Enfim, o “terrivelmente evangélico”. Ou: num dilúvio, nem todos os bichos entram na arca

03/12/2021 às 14:32 Ler na área do assinante

Finalmente, ocorreu a sabatina do novo ministro para o Supremo Tribunal Federal. Depois de cinco meses de espera, 47 Senadores votaram a favor de André Mendonça para ocupar a cadeira de Marco Aurélio Mello.

Foi por pouco. Eram necessários 41 votos. Ou seja, do total 32 senadores foram contra. O que até então parecia um jogo de cartas marcadas, um mero protocolo, mostrou-se que não é bem assim ao menos quando tem alguma relação com Bolsonaro (Mendonça foi indicado pelo Presidente).

O que isso quer dizer?

Bom, arrisco um palpite. Por causa de sua condição de ex-pastor presbiteriano? Por causa de sua posição pessoal e conservadora em temas polêmicos como aborto, drogas, união homoafetiva, armas, religião, etc.?

A tudo isso acrescento a aversão a um governo politicamente incorreto, que, para más línguas, quer dizer homofóbico, patriarcal, sexista, misógino, capitalista, liberal, conservador, enfim, fascista. Ufa! Mas coloquem todos esses predicados numa só designação: cristão. E não só cristão. Tem que ser cristão evangélico. Repito, são as más línguas que dizem isso.

Ora, qual o problema de se ter opinião ou crença divergente? Podemos dizer que Mendonça é o pior dos seres humanos se o seu pensamento é igual ao da maioria da população?

Mas, como todo diabo foge da cruz, por que tanta repulsa? A escolha de Mendonça foi com base apenas em atributos religiosos?

De acordo com a página do Senado Federal, “A relatora da indicação na CCJ, senadora Eliziane Gama (Cidadania-MA), defendeu a capacidade técnica do indicado. Ela reconheceu que a indicação veio carregada de polêmica e discussão, principalmente por conta do aspecto religioso. A senadora disse, porém, que ninguém pode ser vetado por sua condição religiosa e afirmou que não foi esse o critério para sua indicação.”.

Bolsonaro foi enquadrado como extremista por suas opiniões e sinceridade. Sei que no início falou contra homossexualismo, aborto, ideologia de gênero em escolas, comunismo, enfim, foi a favor da família, valores cristãos, etc., e manifestava rivalidade com o ativismo do STF, outro poder com o qual deve manter boas relações. Tudo que já sabemos. Os que não confiam nele o colocaram no lago de fogo e enxofre. E estes inquisidores, principalmente, foram maus políticos, artistas fracassados e falidos, jornalistas sem ter como pagar os seus boletos, enfim, toda uma classe militante de uma pauta anticonservadora que vê em Bolsonaro o pior de todos os ditadores antidemocráticos.
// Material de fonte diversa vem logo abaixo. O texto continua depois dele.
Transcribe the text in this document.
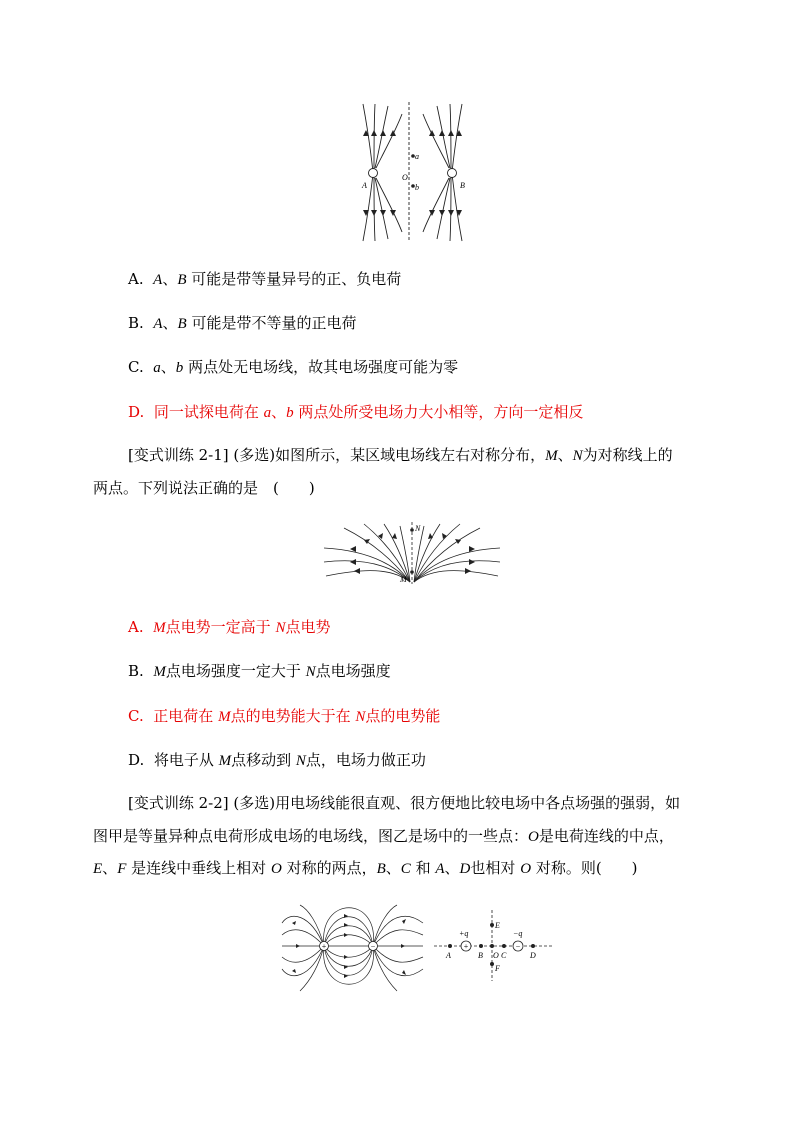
a
O
b
A	B
A. A、B 可能是带等量异号的正、负电荷
B. A、B 可能是带不等量的正电荷
C. a、b 两点处无电场线，故其电场强度可能为零
D. 同一试探电荷在 a、b 两点处所受电场力大小相等，方向一定相反
[变式训练 2-1] (多选)如图所示，某区域电场线左右对称分布，M、N为对称线上的
两点。下列说法正确的是　(　　)
N
M
A. M点电势一定高于 N点电势
B. M点电场强度一定大于 N点电场强度
C. 正电荷在 M点的电势能大于在 N点的电势能
D. 将电子从 M点移动到 N点，电场力做正功
[变式训练 2-2] (多选)用电场线能很直观、很方便地比较电场中各点场强的强弱，如
图甲是等量异种点电荷形成电场的电场线，图乙是场中的一些点：O是电荷连线的中点，
E、F 是连线中垂线上相对 O 对称的两点，B、C 和 A、D也相对 O 对称。则(　　)
+	−	+	−
E
+q	−q
A	B O C	D
F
A Bíblia também é alvo de ataque. O Supremo Tribunal Federal e outros tantos desconsideram o seu valor histórico e emocional. Padres e pastores que se dizem cristãos dizem que a Bíblia permite casamentos homossexuais e outras causas comunistas e progressistas. Uma heresia.

De fato, a Bíblia em mãos erradas causa muito estrago, mas não por isso temos que ignorá-la.

Quando Judas viu Maria derramando caro perfume sobre Jesus indagou por que não dá-lo aos pobres. Como se vê, alguns que se mostram altruístas também têm alguma relação com satã.

Não é necessário chegar até nas regiões celestiais para ver que o que se passa é uma luta entre deuses e demônios. A bem da verdade (“em verdade, em verdade”, como dizia Cristo), Mendonça e Bolsonaro representam fé. Na Constituição existe lugar para a fé, ainda…

O preconceito contra causas socialistas dá lugar para o preconceito contra o preconceito (banalização do preconceito). Ao contrário do que se pensa, o cristianismo puro não é extremismo. E, pelo modo como vem se comportando aos nossos olhos, Bolsonaro também não, muito menos Mendonça.

Meras palavras não abusivas não provam nada. Em matéria de liberdade de expressão não pode existir censura prévia contra modos de pensar. Com aplausos ao fundo, fala-se, discursa-se tanto em diversidade mas, na “hora H”, foge-se dela como o diabo foge da cruz.

Hipócritas! Gritou Jesus na sua época.

Esse pessoal bonzinho não acredita em dilúvio.

Numa sociedade plural, infelizmente, vindo o dilúvio, nem todos os bichos aceitam entrar na arca.